政府治理工作的原则就是要统筹兼顾,既要考虑企业对当地经济发展的贡献,又要加强对企业的环保监督力度,实现地区经济效益与生态环境齐头并进,从而为国家生态文明建设提供有力支撑。本文的研究表明,面对离任审计带来的环境治理和经济发展双重考核标准,地方政府官员更倾向于强化环境监管执行力度,从而提高辖区内企业的环境表现要求。因此,本文建议继续加强环境法律制度的建设,对于绿色环保和节能减排表现较好的企业,要给予相应的政策优惠和奖励支持;对于违法违规排放表现较差的企业,应取消污染处罚“天花板”上限,增加违法处罚金额,实施按日连续处罚,借机揭露和警醒严重污染生态环境的单位和个人,引导和督促企业主动担起环保主体责任,及时改正环境违法行为。同时,受国家宏观审计政策的驱动,企业应加快发展方式和生产方式绿色低碳转型,将环境保护目标纳入长期企业战略,增强自身环境治理责任意识,自觉履行环境保护义务,持续增加绿色创新投入,推行清洁生产,以绿色高新技术作为力量支撑提升自身的绿色技术研发和创新能力,以达到政府和公众对其环境合法合规的要求,因而获得更大的竞争优势。
国家审计与公众受托责任相伴而生,审计机关有义务及时向社会公众报告审计结果,接受社会公众、同行和相关部门的监督和评价。研究表明,地区审计力度和媒体公众的参与对离任审计在微观企业层面发挥环境治理效应起到了重要的作用。

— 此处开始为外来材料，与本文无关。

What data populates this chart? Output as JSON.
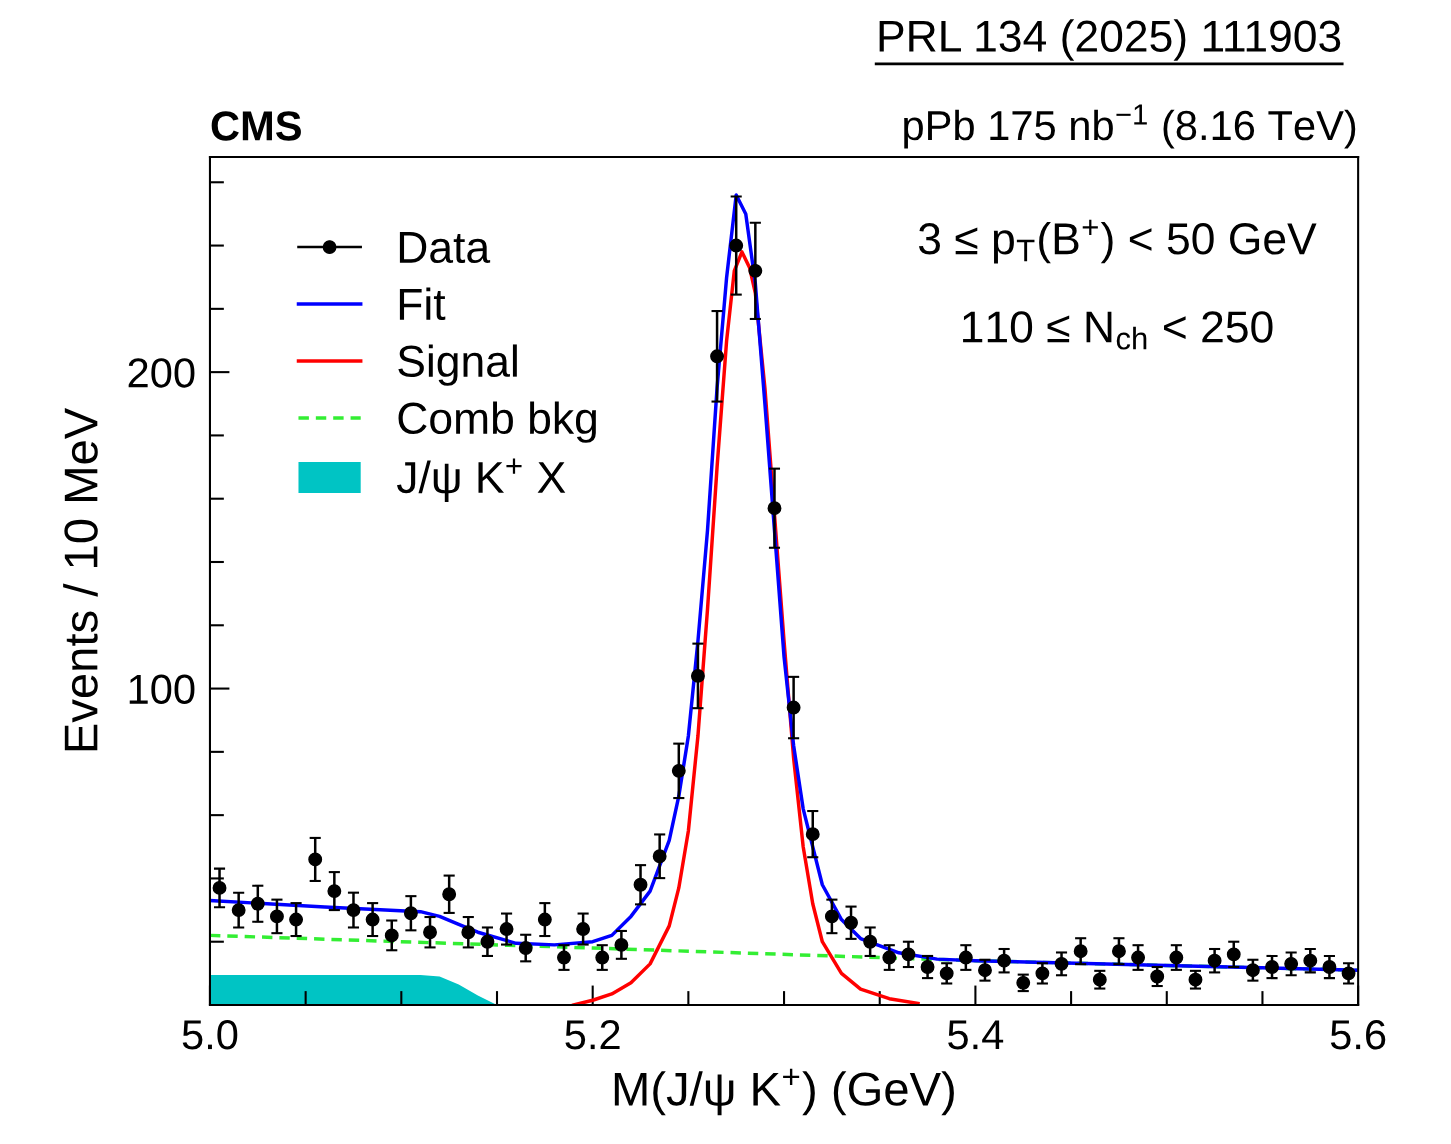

尽管我国在离任审计方面已做出卓有成效的探索,但从审计结果报告数量和内容上看,远没有达到社会所期望的水平。因此,本文建议加大离任审计结果公开通报力度,科学系统谋划离任审计结果对外公开工作,进一步拓宽审计结果公开范围;同时环保部门也需要主动公开政府环境信息,做好地区污染物排放情况的定期公布工作,健全公众环境监督和反馈机制,搭建社会力量参与环境监督的立体平台,特别是充分发挥新闻媒体的传播优势,提高基层群众参与的便捷性,以便更好地引导和激励社会公众参与环境保护与环境治理,打造基于“政府—企业—社会”三方主体协同参与的环境治理模式,在有效激发公众参与生态治理权利意识的同时充分发挥审计方与社会方的双重监督合力作用,确保审计查出问题整改及时、到位,以改善企业环境表现为落脚点,共建生态文明美丽中国。